Out of nowhere. We were sitting at a friend’s house in Paris, and actually kicking around ideas for some far future screenplay, kind of dystopian, really cliché as those things go, and I thought writing something post climate change would be much more interesting.

Dilman Dila schooled me about the many assumptions I had about The Flying Man in the Stone, such as the so-called ‘alien’ race:

It’s not really an 'alien’ race. I wonder why people keep seeing them as ‘alien’. Maybe because we have been conditioned to believe that we are the only intelligent species to have ever walked on this planet, and so any other intelligent beings have to be from outer space. But what do we really know about the history of Earth? What do we know about beings that lived here ten thousand years ago?
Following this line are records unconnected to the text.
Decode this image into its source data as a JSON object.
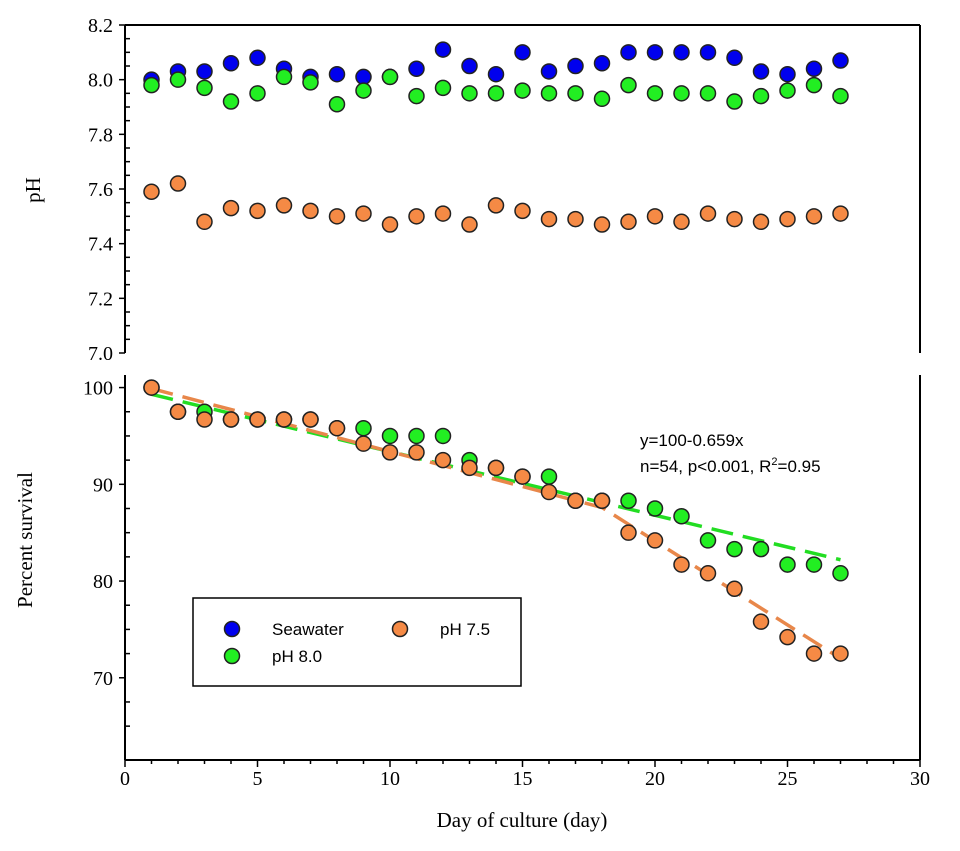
{
  "chart_data": [
    {
      "type": "scatter",
      "panel": "top",
      "ylabel": "pH",
      "ylim": [
        7.0,
        8.2
      ],
      "yticks": [
        "7.0",
        "7.2",
        "7.4",
        "7.6",
        "7.8",
        "8.0",
        "8.2"
      ],
      "xlim": [
        0,
        30
      ],
      "series": [
        {
          "name": "Seawater",
          "color": "#0000ee",
          "x": [
            1,
            2,
            3,
            4,
            5,
            6,
            7,
            8,
            9,
            10,
            11,
            12,
            13,
            14,
            15,
            16,
            17,
            18,
            19,
            20,
            21,
            22,
            23,
            24,
            25,
            26,
            27
          ],
          "y": [
            8.0,
            8.03,
            8.03,
            8.06,
            8.08,
            8.04,
            8.01,
            8.02,
            8.01,
            8.01,
            8.04,
            8.11,
            8.05,
            8.02,
            8.1,
            8.03,
            8.05,
            8.06,
            8.1,
            8.1,
            8.1,
            8.1,
            8.08,
            8.03,
            8.02,
            8.04,
            8.07
          ]
        },
        {
          "name": "pH 8.0",
          "color": "#22ee22",
          "x": [
            1,
            2,
            3,
            4,
            5,
            6,
            7,
            8,
            9,
            10,
            11,
            12,
            13,
            14,
            15,
            16,
            17,
            18,
            19,
            20,
            21,
            22,
            23,
            24,
            25,
            26,
            27
          ],
          "y": [
            7.98,
            8.0,
            7.97,
            7.92,
            7.95,
            8.01,
            7.99,
            7.91,
            7.96,
            8.01,
            7.94,
            7.97,
            7.95,
            7.95,
            7.96,
            7.95,
            7.95,
            7.93,
            7.98,
            7.95,
            7.95,
            7.95,
            7.92,
            7.94,
            7.96,
            7.98,
            7.94
          ]
        },
        {
          "name": "pH 7.5",
          "color": "#f58a45",
          "x": [
            1,
            2,
            3,
            4,
            5,
            6,
            7,
            8,
            9,
            10,
            11,
            12,
            13,
            14,
            15,
            16,
            17,
            18,
            19,
            20,
            21,
            22,
            23,
            24,
            25,
            26,
            27
          ],
          "y": [
            7.59,
            7.62,
            7.48,
            7.53,
            7.52,
            7.54,
            7.52,
            7.5,
            7.51,
            7.47,
            7.5,
            7.51,
            7.47,
            7.54,
            7.52,
            7.49,
            7.49,
            7.47,
            7.48,
            7.5,
            7.48,
            7.51,
            7.49,
            7.48,
            7.49,
            7.5,
            7.51
          ]
        }
      ]
    },
    {
      "type": "scatter",
      "panel": "bottom",
      "ylabel": "Percent survival",
      "xlabel": "Day of culture (day)",
      "ylim": [
        61.5,
        101.3
      ],
      "yticks": [
        "70",
        "80",
        "90",
        "100"
      ],
      "xlim": [
        0,
        30
      ],
      "xticks": [
        "0",
        "5",
        "10",
        "15",
        "20",
        "25",
        "30"
      ],
      "series": [
        {
          "name": "pH 8.0",
          "color": "#22ee22",
          "x": [
            1,
            2,
            3,
            4,
            5,
            6,
            7,
            8,
            9,
            10,
            11,
            12,
            13,
            14,
            15,
            16,
            17,
            18,
            19,
            20,
            21,
            22,
            23,
            24,
            25,
            26,
            27
          ],
          "y": [
            100,
            97.5,
            97.5,
            96.7,
            96.7,
            96.7,
            96.7,
            95.8,
            95.8,
            95,
            95,
            95,
            92.5,
            91.7,
            90.8,
            90.8,
            88.3,
            88.3,
            88.3,
            87.5,
            86.7,
            84.2,
            83.3,
            83.3,
            81.7,
            81.7,
            80.8
          ]
        },
        {
          "name": "pH 7.5",
          "color": "#f58a45",
          "x": [
            1,
            2,
            3,
            4,
            5,
            6,
            7,
            8,
            9,
            10,
            11,
            12,
            13,
            14,
            15,
            16,
            17,
            18,
            19,
            20,
            21,
            22,
            23,
            24,
            25,
            26,
            27
          ],
          "y": [
            100,
            97.5,
            96.7,
            96.7,
            96.7,
            96.7,
            96.7,
            95.8,
            94.2,
            93.3,
            93.3,
            92.5,
            91.7,
            91.7,
            90.8,
            89.2,
            88.3,
            88.3,
            85,
            84.2,
            81.7,
            80.8,
            79.2,
            75.8,
            74.2,
            72.5,
            72.5
          ]
        }
      ],
      "fits": [
        {
          "name": "pH 8.0 fit",
          "color": "#22dd22",
          "x": [
            1,
            27
          ],
          "y": [
            99.3,
            82.2
          ]
        },
        {
          "name": "pH 7.5 fit",
          "color": "#e8874a",
          "x": [
            1,
            18,
            27
          ],
          "y": [
            99.9,
            87.6,
            72.0
          ]
        }
      ],
      "annotation": {
        "line1": "y=100-0.659x",
        "line2a": "n=54, p<0.001, R",
        "sup": "2",
        "line2b": "=0.95"
      },
      "legend": {
        "placement": "bottom-left",
        "entries": [
          "Seawater",
          "pH 7.5",
          "pH 8.0"
        ]
      }
    }
  ]
}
Finally, Andrew Dakalira broke my heart a teeny bit, even if I completely understand his perspective on VIII not evolving into more than a novella:
That's a tad complicated. I admit, part of me sometimes tells me to ''finish the story,'' but there's another part that tells me to let the reader figure it out. The latter is winning. So currently, I'd have to say no. No novel.
As there are five novellas, I had the plan to ask each of the author's five questions mainly about their novellas. It was also challenge to myself to as well, as I initially had tons of questions I wanted to ask. Although, as will be seen, sometimes I might have cheated just a little, and asked two-part questions (but only just a little).